La capital industrial y de software del occidente mexicano tiene el tejido; lo que define quién escala ahora es la infraestructura de decisión.

Guadalajara carga una etiqueta cómoda —'el Silicon Valley mexicano'— y una realidad más interesante: un tejido denso de manufactura, dispositivos médicos, agroindustria y software que exporta al mundo. El reto de las empresas medianas de la región no es ambición ni talento. Es que toman decisiones de millones con datos dispersos en ocho plataformas y en la cabeza de dos o tres personas clave.
Esa es exactamente la brecha que mide la teoría TICE, cuya evidencia se construyó mayoritariamente con empresas tapatías. Cuando el conocimiento crítico vive solo en la gente —y se va cuando la gente se va— la empresa no tiene una ventaja: tiene una dependencia.
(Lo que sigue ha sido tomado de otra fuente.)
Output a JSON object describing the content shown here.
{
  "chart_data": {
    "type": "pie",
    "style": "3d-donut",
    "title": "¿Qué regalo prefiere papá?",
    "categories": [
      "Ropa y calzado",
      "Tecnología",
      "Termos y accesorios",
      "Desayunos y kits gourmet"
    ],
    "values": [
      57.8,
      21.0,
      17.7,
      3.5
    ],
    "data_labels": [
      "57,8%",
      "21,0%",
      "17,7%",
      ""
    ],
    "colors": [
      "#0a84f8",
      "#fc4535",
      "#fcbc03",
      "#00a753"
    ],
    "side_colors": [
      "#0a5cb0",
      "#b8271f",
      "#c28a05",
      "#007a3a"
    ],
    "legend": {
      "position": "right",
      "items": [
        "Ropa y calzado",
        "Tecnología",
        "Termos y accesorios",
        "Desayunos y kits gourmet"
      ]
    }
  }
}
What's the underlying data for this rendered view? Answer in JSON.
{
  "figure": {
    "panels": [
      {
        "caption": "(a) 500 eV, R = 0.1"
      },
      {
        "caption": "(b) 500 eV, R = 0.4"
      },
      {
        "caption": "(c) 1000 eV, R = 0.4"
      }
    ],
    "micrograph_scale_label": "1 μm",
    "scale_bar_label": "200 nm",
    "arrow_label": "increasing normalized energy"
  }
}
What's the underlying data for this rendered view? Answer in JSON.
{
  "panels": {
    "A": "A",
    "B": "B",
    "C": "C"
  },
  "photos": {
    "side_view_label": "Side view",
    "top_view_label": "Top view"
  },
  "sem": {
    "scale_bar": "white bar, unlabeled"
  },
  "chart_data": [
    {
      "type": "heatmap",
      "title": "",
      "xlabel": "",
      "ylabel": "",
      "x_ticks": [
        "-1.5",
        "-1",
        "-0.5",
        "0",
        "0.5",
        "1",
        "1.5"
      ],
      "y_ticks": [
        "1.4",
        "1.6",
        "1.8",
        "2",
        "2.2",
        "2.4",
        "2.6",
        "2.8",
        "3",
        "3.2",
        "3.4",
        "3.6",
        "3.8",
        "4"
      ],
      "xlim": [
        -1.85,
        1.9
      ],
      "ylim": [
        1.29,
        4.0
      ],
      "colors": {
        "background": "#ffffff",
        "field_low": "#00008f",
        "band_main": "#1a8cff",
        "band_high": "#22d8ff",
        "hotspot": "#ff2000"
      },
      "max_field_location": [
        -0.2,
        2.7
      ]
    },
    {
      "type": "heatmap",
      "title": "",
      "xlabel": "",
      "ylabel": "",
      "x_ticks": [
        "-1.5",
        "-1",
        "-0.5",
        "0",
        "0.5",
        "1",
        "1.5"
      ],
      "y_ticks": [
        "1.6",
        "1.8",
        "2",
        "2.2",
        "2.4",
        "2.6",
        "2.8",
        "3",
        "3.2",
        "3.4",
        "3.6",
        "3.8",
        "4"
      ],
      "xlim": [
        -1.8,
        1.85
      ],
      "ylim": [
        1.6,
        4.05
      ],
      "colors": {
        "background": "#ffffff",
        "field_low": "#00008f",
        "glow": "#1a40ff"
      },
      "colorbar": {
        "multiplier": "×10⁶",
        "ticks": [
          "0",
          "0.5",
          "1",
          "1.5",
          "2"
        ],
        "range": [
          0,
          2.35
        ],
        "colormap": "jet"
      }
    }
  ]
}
La infraestructura cognitiva convierte ese conocimiento en un sistema que persiste, escala y no se cansa.
No hace falta importar el modelo de California. Hace falta instalar, en el contexto real de una empresa de Jalisco, las mismas carreteras de decisión que dan ventaja a las grandes: capturar lo que pasa, procesarlo, recomendar el siguiente movimiento y ejecutarlo. Es trabajo de ingeniería sobre la operación, no de presentación sobre la estrategia.